Sex Trafficking Promoter Exploits Global Pandemic to Harass Religion, Calls Bible “Awfully Silly”

With thousands falling ill daily, sex-trafficking promoter Tony Ortega viewed COVID-19 as an opportunity to stir up hate against religion.

He first intentionally misrepresented a bulletin issued to all Scientologists.

The bulletin, issued on March 13, announced that the Church’s policy in responding to COVID-19 would be one of extensive prevention, with all possible measures taken. This included cancelling gatherings and events, producing and disseminating informational booklets on how to stay well, utilizing aggressive antiviral decontaminants and implementing a stringent system of medical checks and isolation—all actions taken by March 13.

Tony Ortega
Sex trafficking promoter, Backpage.com defender and hate blogger Tony Ortega

In an effort to continue his propaganda and harassment campaign against Scientologists, Ortega attempted to exploit COVID-19 to discriminate against the Church, promoting to tabloid media that, despite all evidence to the contrary, the Church thought the coronavirus did not exist.

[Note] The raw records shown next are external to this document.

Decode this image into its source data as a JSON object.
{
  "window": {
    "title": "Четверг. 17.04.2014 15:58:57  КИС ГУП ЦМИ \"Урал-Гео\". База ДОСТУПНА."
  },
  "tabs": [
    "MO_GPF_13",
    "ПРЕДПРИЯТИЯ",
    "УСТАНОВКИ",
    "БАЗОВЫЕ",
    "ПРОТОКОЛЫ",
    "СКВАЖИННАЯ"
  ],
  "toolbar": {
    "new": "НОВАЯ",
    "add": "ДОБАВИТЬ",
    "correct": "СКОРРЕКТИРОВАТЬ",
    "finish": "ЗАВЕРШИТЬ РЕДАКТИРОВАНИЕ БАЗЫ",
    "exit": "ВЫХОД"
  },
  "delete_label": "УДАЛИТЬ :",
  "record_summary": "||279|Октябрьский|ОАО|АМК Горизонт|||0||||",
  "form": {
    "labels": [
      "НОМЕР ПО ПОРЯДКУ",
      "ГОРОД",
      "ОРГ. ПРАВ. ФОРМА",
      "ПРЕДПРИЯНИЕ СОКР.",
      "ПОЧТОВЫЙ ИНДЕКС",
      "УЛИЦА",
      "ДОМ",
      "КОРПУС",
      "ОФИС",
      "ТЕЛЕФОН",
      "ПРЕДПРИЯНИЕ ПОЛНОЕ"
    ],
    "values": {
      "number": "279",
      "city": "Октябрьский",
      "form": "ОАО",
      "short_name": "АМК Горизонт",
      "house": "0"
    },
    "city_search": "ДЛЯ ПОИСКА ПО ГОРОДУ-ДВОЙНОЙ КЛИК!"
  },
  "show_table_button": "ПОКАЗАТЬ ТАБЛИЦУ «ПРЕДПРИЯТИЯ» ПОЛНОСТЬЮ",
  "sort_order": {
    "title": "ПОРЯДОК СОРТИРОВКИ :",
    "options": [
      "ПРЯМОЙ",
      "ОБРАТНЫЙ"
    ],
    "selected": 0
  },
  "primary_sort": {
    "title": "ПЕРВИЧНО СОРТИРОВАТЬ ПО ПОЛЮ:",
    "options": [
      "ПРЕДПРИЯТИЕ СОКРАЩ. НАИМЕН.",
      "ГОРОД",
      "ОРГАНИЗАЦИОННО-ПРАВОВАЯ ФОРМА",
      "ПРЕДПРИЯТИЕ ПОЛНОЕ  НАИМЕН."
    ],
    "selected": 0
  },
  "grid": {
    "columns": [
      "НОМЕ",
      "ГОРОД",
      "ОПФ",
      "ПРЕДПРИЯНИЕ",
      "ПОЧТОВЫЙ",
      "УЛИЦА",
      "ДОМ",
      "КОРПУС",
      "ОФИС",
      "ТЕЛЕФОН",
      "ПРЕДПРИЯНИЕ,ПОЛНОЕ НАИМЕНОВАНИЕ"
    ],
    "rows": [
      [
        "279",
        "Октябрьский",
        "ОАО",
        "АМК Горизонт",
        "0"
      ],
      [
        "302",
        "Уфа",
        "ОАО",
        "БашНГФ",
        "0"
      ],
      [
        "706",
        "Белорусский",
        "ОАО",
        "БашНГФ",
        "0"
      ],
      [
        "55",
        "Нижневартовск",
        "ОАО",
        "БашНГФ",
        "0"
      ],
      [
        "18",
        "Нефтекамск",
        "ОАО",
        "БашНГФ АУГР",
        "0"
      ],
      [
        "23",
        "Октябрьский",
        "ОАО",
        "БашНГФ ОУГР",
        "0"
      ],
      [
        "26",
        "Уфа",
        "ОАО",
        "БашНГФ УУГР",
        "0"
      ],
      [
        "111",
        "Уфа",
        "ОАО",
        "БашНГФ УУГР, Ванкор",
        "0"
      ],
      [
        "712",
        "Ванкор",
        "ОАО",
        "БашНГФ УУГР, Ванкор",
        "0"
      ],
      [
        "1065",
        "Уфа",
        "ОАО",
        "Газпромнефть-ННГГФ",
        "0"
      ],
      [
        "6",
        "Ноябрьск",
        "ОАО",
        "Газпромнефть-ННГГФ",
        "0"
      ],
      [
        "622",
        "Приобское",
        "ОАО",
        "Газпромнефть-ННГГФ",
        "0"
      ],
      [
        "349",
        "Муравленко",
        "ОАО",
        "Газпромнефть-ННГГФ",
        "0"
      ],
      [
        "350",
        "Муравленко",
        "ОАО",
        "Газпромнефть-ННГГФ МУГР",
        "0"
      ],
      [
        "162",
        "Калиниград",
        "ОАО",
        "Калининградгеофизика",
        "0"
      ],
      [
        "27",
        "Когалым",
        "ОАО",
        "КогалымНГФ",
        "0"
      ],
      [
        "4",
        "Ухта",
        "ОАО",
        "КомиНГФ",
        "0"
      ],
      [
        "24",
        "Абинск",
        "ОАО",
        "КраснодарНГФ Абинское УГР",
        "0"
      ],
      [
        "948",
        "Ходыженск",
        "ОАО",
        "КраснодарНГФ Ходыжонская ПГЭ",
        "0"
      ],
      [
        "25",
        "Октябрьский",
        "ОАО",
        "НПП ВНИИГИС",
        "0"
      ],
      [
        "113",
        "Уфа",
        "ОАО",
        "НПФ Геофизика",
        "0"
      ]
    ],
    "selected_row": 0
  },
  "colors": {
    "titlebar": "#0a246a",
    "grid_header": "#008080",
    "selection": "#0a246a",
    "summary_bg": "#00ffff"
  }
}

While millions turn to their faith to find solace in the midst of this global pandemic, Ortega next posted a blog which described the Bible as “awfully silly,” referring to the book of Christian scripture as “the damn thing.” Ortega’s anti-Christian content echoes that of his wife, UN employee Arielle Silverstein, who runs her own online antireligious campaign.

“The people I work for were smart enough to start Backpage,” Ortega boasted, referring to his former bosses, Michael Lacey and Jim Larkin, both under federal indictment for facilitation of sex trafficking.

Ortega, an unemployed blogger, is best known for his promotion of Backpage.com, which had become the largest online sex trafficking site in the world before its seizure by federal law enforcement agencies in April 2018. Minors trafficked on the site include a teenager who describes being gangraped, choked and forced to perform sexual acts at gunpoint. Another was stabbed to death and another murdered in 2017, with her corpse burned.

Backpage.com website seizure alert

“The people I work for were smart enough to start Backpage,” Ortega boasted, referring to his former bosses, Michael Lacey and Jim Larkin, both under federal indictment for facilitation of sex trafficking. In attacking CNN for seeking to bring greater awareness to the tragedy of child sex trafficking, Ortega described the channel’s coverage as creating “the current panic about a nonexistent epidemic of sexual slavery.”

With Lacey and Larkin set to stand trial this August, many have asked why Ortega has not been charged as a coconspirator.